Christianity and world religions
The global spread of Christianity through the activity of European and American churches in the 18th, 19th, and 20th centuries brought it into contact with all other existing religions. Meanwhile, since the beginning of the 19th century, the close connection between Christian world missions and political, economic, technical, and cultural expansion was, at the same time, loosened.
After World War II the former mission churches were transformed into independent churches in the newly autonomous Asian and African states. The concern for a responsible cooperation of the members of Christian minority churches and its non-Christian fellow citizens became the more urgent with a renaissance of the Asian higher religions in numerous Asian states.

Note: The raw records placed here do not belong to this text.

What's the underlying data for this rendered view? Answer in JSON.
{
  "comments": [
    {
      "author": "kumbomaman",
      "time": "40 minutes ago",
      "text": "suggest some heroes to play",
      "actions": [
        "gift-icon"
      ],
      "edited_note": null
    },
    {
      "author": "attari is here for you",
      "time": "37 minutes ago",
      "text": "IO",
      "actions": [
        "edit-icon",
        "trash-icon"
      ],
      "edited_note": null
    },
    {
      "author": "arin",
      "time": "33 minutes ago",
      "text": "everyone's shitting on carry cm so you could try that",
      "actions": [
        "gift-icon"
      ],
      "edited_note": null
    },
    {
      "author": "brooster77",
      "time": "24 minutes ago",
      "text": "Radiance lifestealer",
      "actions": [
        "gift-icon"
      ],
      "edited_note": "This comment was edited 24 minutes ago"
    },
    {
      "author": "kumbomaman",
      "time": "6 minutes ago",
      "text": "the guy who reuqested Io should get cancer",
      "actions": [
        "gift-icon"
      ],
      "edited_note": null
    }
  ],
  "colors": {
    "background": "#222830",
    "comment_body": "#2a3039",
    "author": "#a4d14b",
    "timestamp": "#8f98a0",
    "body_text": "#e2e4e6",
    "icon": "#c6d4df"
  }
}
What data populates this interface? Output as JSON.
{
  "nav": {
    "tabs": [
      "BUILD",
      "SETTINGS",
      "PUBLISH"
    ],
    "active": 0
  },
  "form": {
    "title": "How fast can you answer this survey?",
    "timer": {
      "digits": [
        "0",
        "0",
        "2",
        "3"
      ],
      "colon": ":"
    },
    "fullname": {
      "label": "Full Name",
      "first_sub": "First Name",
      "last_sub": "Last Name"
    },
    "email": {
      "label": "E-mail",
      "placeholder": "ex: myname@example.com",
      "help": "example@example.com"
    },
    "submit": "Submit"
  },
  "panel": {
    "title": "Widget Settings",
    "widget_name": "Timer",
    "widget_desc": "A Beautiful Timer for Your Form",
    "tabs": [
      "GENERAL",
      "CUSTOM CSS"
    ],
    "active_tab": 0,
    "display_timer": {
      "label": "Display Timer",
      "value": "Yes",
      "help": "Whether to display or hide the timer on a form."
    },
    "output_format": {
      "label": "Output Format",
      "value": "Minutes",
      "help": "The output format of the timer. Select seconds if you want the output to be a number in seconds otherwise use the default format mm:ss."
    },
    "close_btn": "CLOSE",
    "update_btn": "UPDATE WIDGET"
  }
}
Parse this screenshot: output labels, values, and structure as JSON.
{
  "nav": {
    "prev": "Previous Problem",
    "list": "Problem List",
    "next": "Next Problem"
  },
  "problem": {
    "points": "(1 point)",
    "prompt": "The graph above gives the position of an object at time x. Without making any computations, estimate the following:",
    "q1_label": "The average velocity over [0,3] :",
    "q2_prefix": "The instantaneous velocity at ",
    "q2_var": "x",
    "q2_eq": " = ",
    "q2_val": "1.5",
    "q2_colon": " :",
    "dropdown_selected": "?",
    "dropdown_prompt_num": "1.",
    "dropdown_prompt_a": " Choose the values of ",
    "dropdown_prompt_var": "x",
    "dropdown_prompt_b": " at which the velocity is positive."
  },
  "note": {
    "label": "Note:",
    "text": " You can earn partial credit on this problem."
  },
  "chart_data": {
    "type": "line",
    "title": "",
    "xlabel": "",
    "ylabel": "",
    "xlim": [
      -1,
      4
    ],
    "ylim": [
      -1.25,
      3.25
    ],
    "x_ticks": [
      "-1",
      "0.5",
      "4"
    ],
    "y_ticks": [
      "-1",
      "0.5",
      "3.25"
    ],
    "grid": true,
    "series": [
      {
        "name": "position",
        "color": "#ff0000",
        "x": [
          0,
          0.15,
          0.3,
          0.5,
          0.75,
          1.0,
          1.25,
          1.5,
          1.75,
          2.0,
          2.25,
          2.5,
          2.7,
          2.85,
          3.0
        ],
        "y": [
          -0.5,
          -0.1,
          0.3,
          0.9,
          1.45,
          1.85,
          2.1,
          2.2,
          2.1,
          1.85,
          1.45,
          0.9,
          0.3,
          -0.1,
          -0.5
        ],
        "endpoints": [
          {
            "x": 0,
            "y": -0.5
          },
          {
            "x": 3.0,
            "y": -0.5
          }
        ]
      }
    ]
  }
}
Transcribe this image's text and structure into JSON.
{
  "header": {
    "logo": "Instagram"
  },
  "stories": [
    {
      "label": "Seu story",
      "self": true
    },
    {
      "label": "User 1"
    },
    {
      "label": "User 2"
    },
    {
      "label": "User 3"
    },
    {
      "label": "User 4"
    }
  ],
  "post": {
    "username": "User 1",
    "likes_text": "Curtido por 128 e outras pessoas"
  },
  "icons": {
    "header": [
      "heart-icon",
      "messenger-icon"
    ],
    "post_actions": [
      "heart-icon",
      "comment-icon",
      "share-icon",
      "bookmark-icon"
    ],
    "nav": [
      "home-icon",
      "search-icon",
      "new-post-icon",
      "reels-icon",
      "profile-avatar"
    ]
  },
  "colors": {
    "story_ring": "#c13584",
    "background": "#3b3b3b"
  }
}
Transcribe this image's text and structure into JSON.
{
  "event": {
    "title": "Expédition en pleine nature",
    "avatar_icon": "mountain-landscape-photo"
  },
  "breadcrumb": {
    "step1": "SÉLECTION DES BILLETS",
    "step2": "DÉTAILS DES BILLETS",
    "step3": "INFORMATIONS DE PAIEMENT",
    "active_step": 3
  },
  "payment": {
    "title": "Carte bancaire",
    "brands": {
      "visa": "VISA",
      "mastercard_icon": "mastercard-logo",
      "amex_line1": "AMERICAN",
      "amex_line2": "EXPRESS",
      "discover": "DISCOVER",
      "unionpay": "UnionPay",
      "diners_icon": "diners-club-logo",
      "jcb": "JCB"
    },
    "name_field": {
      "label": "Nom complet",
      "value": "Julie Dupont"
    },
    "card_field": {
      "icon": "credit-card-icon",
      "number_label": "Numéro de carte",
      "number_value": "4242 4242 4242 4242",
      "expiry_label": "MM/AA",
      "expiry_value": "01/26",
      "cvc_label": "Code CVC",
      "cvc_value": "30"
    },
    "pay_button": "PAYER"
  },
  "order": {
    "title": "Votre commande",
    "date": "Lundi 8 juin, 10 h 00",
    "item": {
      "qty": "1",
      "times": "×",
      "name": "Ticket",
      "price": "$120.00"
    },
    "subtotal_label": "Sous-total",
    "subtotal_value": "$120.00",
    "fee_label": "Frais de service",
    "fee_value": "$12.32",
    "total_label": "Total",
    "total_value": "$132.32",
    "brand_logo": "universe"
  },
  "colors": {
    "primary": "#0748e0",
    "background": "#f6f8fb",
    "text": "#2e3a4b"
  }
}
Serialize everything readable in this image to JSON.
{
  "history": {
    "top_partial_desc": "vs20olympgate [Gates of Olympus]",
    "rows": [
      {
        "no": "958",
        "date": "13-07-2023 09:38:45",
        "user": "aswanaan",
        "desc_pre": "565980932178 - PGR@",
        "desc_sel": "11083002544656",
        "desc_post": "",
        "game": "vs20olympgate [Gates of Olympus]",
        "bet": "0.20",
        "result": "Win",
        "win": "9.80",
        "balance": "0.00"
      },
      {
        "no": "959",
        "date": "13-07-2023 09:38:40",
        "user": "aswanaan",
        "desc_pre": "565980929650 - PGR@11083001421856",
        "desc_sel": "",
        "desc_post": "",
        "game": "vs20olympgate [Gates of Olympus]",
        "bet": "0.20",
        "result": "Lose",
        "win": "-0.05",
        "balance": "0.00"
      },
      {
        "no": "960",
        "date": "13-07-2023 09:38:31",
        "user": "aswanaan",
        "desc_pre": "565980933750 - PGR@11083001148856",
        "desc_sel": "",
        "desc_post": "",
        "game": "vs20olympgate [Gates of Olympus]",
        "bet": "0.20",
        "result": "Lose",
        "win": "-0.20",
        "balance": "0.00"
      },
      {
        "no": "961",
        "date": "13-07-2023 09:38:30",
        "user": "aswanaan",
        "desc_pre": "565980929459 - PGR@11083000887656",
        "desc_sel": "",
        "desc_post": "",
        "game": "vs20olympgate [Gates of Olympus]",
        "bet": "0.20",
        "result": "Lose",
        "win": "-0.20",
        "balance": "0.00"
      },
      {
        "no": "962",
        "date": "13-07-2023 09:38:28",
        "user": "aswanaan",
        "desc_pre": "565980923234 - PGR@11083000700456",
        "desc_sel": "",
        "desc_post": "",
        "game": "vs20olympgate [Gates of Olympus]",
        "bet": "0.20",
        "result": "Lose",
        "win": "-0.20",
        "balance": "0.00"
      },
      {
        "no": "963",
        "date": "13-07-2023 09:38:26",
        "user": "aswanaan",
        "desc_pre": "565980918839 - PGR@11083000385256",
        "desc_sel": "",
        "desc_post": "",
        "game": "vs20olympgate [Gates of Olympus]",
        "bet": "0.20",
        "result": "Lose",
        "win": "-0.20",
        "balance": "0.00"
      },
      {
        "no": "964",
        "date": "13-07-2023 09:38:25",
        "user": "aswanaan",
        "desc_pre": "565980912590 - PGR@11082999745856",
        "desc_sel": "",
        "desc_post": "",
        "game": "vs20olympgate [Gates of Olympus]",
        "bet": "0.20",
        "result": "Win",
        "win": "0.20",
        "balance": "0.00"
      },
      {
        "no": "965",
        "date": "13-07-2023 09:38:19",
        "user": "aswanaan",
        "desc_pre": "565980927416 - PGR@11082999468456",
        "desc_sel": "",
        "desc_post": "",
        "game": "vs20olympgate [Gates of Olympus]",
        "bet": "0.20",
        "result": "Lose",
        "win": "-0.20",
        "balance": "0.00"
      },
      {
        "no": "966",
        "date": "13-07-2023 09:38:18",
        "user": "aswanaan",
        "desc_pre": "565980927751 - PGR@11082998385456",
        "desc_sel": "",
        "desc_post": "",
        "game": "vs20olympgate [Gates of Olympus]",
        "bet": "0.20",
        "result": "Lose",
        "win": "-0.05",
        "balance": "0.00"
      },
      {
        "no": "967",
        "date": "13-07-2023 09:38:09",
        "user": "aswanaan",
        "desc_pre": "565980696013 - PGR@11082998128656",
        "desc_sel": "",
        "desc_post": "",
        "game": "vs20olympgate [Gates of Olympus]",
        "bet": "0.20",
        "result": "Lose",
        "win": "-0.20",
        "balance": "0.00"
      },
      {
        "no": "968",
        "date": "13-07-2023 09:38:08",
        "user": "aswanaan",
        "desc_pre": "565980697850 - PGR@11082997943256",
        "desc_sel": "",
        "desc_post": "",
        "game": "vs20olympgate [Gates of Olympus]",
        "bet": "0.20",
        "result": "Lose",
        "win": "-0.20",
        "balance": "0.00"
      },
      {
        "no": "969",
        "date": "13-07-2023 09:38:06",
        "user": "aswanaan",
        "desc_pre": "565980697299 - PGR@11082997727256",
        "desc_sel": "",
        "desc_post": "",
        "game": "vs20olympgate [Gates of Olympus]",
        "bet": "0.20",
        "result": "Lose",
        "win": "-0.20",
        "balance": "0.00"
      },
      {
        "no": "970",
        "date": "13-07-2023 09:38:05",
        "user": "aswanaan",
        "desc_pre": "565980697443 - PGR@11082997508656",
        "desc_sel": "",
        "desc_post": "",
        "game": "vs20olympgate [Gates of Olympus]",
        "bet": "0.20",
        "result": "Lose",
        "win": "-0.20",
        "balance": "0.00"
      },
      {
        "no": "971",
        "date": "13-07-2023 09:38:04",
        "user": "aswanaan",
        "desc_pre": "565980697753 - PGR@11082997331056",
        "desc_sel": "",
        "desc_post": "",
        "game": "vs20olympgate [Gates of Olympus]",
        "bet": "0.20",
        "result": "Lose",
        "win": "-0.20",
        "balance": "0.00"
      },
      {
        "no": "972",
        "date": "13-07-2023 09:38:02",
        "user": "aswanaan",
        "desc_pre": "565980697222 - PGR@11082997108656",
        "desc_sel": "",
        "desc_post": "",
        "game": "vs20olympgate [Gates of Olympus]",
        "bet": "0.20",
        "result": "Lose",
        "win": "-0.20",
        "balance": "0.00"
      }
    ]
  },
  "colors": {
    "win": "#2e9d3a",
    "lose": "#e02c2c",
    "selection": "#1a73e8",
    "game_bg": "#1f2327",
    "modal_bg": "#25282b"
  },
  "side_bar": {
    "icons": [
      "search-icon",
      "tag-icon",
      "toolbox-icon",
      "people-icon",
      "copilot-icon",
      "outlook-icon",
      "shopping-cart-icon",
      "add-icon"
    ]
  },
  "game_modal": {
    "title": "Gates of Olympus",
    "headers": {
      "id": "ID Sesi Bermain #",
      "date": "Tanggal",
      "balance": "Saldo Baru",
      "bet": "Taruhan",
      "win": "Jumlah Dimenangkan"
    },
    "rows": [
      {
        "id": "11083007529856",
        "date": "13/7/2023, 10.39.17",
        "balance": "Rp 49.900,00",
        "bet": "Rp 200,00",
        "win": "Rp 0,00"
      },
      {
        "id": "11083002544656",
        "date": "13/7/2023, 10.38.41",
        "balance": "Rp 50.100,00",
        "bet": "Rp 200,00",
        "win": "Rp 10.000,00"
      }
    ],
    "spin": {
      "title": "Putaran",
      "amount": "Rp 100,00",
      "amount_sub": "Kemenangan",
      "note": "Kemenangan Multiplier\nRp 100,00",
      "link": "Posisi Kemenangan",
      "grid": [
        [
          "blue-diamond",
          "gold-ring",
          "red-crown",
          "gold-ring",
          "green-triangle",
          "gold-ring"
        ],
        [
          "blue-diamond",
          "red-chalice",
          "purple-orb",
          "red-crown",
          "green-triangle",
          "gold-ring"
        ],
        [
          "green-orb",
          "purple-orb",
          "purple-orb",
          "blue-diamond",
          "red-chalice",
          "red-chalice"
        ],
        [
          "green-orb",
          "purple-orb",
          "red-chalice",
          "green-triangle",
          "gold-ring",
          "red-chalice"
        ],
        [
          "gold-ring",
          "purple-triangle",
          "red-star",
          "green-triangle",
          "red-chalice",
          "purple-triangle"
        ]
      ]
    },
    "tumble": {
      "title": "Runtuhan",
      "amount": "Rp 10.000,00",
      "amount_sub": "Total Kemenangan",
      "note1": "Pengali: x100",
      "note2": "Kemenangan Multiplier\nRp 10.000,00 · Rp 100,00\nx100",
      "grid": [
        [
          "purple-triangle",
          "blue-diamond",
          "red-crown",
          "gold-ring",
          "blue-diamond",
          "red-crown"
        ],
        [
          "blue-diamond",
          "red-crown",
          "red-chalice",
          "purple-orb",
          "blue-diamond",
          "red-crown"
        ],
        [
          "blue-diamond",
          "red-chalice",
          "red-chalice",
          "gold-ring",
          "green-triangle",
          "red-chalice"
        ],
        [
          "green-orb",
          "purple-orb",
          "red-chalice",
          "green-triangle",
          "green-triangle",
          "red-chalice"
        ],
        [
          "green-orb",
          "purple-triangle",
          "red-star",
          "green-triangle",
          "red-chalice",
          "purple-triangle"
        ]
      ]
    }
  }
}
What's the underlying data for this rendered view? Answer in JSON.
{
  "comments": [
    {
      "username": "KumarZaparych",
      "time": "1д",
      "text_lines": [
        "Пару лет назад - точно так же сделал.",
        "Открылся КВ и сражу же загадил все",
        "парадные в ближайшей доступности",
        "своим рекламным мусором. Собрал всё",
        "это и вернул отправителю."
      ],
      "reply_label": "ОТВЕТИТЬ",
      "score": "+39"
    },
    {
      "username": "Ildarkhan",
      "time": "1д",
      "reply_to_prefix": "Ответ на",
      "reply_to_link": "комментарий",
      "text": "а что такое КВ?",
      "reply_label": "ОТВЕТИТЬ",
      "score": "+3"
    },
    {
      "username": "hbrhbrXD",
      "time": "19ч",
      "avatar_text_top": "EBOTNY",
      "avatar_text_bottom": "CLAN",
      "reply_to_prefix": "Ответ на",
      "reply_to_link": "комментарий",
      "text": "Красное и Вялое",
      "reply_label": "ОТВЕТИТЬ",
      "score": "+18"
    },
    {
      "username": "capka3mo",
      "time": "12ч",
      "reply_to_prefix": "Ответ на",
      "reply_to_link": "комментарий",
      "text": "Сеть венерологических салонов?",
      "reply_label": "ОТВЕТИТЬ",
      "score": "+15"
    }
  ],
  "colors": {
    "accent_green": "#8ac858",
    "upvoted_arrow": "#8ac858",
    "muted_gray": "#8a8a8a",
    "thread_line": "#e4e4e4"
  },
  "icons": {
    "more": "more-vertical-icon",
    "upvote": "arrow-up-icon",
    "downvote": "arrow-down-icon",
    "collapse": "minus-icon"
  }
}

Missionaries of Asian world religions moved into Europe, the Americas, and Australia. Numerous Vedanta centres were established to introduce Hindu teachings within the framework of the Ramakrishna and Vivekananda missions. In 1965 the Hare Krishna movement was founded in the United States, attracting followers to its version of Vaishnavism, one of the main branches of Hinduism. Followers of South Asian Theravada Buddhism and Mahayana Buddhism, particularly that of Japan (largely Pure Land, Nichiren [especially Soka Gakkai], and Zen) and Tibet, founded temples (some of which are called “churches”), meditation centres, community centres, and other spiritual retreats. This influence penetrated Europe and North America on several fronts, whether in the form of a spontaneously received flow of religious ideas and methods of meditation through literature and philosophy, through developments in psychology and psychotherapy, or through institutions within which individuals can develop a personal practice of meditation and participate in the life of the sangha (community). As a result, Christianity in the latter part of the 20th century found itself forced to enter into a factual discussion with non-Christian religions.
There has also been a general transformation of religious consciousness in the West since the middle of the 19th century. Until about 1900, knowledge of non-Christian world religions was still the privilege of a few specialists. During the 20th century, however, a wide range of people studied translations of source materials from the non-Christian religions. The dissemination of the religious art of India and East Asia through touring exhibitions and the prominence of the Dalai Lama as a political and religious figure have created a new attitude toward the other religions in the broad public of Europe and North America. In recognition of this fact, numerous Christian institutions for the study of non-Christian religions were founded: e.g., in Bangalore, India; in Yangon, Myanmar (Rangoon, Burma); in Bangkok, Thailand; in Kyōto, Japan; and in Hong Kong, China.
The readiness of encounter or even cooperation of Christianity with non-Christian religions is a phenomenon of modern times. Until the 18th century, Christians showed little inclination to engage in a serious study of other religions. Even though contacts with Islam had existed since its founding, the first translation of the Qurʾān (the Islamic scriptures) was issued only in 1141 in Toledo by Peter the Venerable, abbot of Cluny. Four hundred years later, in 1542/43, Theodor Bibliander, a theologian and successor of the Swiss reformer Zwingli, edited the translation of the Qurʾān by Peter the Venerable. He was subsequently arrested, and he and his publisher could be freed only through the intervention of Luther.
Christian exposure to Asian religions also was delayed. Although the name Buddha is mentioned for the first time in Christian literature—and there only once—by Clement of Alexandria about ad 200, it did not appear again for some 1,300 years. Pali, the language of the Buddhist canon, remained unknown in the West until the early 19th century, when the modern Western study of Buddhism began.
The reasons for such reticence toward contact with foreign religions were twofold: (1) The ancient church was significantly influenced by the Jewish attitude toward contemporary pagan religions. Like Judaism, it viewed the pagan gods as “nothings” next to the true God; they were offsprings of human error that were considered to be identical with the wooden, stone, or bronze images that were made by humans. (2) Besides this, there was the tendency to identify the pagan gods as evil demonic forces engaged in combat with the true God. The conclusion of the history of salvation, according to the Christian understanding, was to be a final struggle between Christ and his church on one side and Antichrist and his minions on the other, culminating with the victory of Christ.